Life is serious, yes. Being an adult requires time and attention and work. It’s not easy, and sometimes it’s not much fun.

But I’m lucky to know a bunch of people who understand that we also need to have fun. That we need to laugh and enjoy each other, even when things might not be the greatest.

For me, people who understand this — the ones who see the absurdities in themselves and in everything around them, and are able to laugh about it — are people to be cherished. When you meet one of those — one of my goofballs — you hold on to them, because they’re going to make your life a better place to be. I have dozens of friends who fit this description, and I’m thankful for each and every one of you.

But there’s one goof whose spirit aligned so closely with mine that I knew — not long after we met, in fact — that I had to marry her.

And I did, 12 years ago today.

Happy anniversary to Mrs. Crappy, my favorite goofball. After all this time, she still makes my life better each and every day.


See that dent on the ring finger of my left hand?

That’s where my wedding ring is supposed to be.

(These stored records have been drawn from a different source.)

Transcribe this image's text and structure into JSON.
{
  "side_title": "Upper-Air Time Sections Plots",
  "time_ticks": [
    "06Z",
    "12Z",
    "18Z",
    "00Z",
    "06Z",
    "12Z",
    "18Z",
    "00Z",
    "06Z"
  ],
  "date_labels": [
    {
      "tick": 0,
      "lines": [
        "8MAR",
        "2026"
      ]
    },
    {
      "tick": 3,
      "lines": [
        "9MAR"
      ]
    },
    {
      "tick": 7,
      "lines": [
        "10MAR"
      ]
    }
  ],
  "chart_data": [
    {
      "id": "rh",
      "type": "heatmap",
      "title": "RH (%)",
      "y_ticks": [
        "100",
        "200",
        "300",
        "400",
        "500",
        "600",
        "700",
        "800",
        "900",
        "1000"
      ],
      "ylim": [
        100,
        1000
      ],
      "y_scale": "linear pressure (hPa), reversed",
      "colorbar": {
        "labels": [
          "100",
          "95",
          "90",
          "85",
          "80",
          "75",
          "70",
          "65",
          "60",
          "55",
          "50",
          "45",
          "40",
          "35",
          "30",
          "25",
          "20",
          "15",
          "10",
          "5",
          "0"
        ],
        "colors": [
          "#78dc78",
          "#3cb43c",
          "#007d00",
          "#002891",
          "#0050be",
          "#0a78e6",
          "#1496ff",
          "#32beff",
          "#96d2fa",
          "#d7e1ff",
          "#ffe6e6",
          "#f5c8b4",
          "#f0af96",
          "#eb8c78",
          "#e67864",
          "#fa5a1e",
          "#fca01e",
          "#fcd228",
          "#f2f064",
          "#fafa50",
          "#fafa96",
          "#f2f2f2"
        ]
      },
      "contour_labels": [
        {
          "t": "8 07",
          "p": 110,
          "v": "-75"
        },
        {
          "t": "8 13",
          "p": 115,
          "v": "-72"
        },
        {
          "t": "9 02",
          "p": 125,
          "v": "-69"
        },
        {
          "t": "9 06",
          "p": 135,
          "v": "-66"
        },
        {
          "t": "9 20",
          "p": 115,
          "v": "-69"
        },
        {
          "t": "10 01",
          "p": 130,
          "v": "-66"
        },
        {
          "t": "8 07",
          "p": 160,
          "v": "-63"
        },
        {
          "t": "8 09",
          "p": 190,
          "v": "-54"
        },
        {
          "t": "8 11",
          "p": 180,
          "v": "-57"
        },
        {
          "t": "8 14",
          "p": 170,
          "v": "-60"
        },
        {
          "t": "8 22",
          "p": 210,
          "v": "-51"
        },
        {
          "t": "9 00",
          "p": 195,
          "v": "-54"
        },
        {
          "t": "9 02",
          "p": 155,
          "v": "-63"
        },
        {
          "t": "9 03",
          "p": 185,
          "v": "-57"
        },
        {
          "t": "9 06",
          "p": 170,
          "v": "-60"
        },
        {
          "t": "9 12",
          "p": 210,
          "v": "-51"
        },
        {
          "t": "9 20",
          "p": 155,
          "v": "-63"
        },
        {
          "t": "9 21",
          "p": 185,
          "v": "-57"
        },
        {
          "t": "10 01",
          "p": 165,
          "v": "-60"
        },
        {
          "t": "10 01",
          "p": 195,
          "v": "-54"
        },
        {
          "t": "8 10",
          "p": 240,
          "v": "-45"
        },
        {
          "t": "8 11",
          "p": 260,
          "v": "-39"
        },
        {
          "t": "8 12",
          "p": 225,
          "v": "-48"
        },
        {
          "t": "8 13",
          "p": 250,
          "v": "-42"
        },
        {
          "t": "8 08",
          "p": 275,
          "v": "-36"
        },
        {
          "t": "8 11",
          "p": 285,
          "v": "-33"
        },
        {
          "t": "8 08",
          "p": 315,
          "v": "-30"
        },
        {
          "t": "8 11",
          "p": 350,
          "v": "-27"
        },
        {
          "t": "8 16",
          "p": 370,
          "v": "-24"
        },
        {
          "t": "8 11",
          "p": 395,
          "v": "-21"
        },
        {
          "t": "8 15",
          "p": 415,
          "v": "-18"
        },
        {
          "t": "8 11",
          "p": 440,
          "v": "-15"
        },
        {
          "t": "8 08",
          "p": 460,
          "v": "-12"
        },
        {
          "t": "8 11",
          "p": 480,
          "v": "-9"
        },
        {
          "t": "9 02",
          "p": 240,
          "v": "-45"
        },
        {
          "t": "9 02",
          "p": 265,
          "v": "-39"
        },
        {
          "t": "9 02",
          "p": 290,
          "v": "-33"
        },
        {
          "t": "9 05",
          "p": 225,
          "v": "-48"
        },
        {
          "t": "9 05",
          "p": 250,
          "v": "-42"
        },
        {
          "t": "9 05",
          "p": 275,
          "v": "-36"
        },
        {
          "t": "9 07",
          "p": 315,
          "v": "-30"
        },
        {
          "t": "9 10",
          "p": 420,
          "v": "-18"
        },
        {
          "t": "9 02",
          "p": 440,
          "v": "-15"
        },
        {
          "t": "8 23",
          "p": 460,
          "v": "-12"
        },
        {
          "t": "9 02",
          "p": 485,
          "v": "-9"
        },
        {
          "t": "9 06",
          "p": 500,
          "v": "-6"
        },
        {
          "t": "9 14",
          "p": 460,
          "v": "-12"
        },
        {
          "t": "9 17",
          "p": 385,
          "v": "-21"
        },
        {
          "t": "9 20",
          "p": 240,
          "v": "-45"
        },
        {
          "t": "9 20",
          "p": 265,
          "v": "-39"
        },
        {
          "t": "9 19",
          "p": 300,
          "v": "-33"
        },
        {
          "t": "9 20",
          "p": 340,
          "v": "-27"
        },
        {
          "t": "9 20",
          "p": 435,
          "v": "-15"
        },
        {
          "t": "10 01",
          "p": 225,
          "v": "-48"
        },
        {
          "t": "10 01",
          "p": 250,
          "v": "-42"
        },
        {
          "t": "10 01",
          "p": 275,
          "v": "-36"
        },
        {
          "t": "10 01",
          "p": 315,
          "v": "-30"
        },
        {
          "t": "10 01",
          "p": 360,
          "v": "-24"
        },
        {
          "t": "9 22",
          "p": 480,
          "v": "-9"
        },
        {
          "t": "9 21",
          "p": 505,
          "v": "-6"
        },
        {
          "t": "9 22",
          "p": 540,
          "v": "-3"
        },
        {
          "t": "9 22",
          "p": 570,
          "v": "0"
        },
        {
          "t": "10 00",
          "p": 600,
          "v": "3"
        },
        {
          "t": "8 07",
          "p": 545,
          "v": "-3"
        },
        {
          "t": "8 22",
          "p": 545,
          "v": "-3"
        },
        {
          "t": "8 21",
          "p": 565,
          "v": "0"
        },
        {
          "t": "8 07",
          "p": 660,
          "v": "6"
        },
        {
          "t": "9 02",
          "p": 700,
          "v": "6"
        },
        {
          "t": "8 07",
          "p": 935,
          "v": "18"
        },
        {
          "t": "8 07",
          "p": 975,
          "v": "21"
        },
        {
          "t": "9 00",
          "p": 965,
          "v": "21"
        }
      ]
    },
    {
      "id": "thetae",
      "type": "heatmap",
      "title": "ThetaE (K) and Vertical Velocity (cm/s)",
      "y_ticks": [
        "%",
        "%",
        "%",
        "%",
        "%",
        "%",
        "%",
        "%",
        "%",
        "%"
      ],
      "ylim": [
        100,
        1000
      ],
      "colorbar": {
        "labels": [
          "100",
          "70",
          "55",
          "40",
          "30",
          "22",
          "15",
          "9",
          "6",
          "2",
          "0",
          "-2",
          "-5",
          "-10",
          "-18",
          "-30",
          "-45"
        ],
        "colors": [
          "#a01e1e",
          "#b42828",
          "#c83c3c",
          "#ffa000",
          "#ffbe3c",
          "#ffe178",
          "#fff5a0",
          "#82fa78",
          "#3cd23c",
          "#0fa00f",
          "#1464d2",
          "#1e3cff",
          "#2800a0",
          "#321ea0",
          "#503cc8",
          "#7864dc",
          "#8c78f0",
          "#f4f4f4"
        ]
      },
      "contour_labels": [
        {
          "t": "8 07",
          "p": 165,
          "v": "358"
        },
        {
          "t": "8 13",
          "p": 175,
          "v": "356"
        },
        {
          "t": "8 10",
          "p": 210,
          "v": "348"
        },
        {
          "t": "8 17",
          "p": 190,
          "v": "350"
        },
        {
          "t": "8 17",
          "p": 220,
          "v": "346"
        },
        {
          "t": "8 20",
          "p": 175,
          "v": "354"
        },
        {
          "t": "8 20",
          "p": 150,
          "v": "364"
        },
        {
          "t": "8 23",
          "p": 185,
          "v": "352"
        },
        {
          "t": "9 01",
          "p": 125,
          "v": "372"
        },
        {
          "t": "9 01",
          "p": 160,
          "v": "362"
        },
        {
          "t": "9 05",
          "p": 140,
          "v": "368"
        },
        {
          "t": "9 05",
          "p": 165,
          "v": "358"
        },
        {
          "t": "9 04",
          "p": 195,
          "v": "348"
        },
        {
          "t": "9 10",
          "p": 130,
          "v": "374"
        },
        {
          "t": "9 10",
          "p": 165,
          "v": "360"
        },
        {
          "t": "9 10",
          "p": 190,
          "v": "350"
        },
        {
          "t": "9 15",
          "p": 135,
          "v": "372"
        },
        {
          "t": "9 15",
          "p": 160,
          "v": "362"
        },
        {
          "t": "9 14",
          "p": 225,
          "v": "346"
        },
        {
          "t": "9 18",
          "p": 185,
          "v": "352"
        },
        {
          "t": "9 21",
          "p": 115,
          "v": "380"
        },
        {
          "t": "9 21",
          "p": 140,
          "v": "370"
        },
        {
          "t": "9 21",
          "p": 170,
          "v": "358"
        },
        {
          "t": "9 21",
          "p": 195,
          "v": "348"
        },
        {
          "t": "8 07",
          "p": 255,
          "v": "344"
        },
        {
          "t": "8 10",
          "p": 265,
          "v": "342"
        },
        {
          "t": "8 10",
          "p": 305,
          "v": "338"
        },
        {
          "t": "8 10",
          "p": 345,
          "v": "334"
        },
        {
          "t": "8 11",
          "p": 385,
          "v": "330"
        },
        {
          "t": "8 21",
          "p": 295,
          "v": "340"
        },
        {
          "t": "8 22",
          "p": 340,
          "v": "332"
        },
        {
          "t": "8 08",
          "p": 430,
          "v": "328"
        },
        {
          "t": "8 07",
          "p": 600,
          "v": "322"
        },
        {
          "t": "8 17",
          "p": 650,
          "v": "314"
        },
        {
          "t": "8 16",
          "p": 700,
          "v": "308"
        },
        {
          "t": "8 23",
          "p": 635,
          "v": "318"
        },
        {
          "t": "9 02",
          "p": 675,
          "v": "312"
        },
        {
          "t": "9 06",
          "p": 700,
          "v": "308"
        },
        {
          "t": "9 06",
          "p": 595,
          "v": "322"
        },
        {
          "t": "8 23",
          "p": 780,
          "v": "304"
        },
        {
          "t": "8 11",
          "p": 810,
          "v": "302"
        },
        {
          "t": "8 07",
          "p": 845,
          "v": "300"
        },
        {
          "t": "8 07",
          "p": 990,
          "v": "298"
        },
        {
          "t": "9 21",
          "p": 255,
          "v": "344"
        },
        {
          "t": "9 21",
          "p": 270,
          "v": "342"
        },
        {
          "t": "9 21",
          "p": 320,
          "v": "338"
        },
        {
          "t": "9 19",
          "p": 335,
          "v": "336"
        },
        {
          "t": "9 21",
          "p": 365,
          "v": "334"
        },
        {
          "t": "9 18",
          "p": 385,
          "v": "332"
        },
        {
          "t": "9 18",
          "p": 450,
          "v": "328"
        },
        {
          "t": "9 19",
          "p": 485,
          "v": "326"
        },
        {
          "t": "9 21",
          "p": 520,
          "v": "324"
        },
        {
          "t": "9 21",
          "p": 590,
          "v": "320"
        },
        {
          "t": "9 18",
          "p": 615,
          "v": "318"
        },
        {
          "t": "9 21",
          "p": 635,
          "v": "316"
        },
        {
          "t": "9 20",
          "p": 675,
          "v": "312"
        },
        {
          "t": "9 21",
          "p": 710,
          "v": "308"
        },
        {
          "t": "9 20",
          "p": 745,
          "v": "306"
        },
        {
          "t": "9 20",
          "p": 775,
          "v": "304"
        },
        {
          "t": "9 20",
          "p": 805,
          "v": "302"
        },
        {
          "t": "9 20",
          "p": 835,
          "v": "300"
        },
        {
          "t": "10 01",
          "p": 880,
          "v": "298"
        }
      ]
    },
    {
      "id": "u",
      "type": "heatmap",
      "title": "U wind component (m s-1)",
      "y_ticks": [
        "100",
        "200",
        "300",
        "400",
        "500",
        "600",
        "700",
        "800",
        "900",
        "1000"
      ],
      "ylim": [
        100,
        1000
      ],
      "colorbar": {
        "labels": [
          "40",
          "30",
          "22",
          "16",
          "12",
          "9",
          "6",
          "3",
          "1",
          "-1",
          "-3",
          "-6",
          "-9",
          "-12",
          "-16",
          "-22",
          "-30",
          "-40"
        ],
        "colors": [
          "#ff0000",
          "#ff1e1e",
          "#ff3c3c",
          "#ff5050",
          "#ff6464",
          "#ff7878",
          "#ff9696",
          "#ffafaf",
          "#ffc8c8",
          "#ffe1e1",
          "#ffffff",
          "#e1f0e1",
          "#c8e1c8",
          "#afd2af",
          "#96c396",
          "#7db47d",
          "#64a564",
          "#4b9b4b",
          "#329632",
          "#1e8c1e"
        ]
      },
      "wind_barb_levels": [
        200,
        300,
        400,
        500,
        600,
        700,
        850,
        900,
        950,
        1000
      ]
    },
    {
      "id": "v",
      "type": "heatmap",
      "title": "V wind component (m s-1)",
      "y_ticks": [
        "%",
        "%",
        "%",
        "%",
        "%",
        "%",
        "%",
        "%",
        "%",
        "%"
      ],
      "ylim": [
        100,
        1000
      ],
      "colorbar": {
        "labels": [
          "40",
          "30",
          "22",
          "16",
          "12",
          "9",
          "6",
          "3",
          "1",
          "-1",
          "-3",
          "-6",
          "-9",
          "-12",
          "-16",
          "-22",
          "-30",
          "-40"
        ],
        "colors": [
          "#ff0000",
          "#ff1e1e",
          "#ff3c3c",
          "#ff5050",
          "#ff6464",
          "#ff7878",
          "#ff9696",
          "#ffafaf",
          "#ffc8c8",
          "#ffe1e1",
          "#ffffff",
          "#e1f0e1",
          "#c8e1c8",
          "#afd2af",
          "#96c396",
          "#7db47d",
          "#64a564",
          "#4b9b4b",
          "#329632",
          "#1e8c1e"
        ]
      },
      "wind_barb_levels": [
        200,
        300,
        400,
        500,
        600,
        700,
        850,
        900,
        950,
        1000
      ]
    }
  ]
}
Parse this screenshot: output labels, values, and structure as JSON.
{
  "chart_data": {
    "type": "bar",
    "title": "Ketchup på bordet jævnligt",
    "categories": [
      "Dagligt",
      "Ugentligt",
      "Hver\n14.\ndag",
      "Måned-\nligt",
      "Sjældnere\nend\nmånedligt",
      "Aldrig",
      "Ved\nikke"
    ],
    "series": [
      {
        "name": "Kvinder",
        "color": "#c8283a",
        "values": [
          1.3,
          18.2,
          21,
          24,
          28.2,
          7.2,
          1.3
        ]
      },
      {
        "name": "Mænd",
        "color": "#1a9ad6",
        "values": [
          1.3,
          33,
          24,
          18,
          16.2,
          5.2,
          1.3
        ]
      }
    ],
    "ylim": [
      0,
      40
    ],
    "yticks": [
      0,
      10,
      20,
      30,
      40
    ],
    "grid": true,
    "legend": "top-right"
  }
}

As we were getting in bed Tuesday night, I had a start — the ring was gone, and I had no idea when I had seen it last.

I looked some that night, even though it was close to midnight and I really needed some sleep. I looked more on Wednesday — around my desk at work, in my car, and again in the house — and found nothing.

Mrs. Crappy is even bringing home a borrowed metal detector — one of those ones the weathered old guys in aloha shirts use on beach — and I’m going to comb the yard over the weekend. I cut the grass on Tuesday evening, and I supposed it could have fallen off out there someplace.

I feel lost without it. I moved my engagement ring — the one Mrs. Crappy bought for me in Athens the day after I proposed on College Green — but that’s not the same.

I’m not sure I’m going to find it anywhere. I could always replace it, but this is one of the few Things I own that isn’t really replaceable. I can have another ring on that finger, but it won’t be the one that Mrs. Crappy put there on Sept. 25, 1999.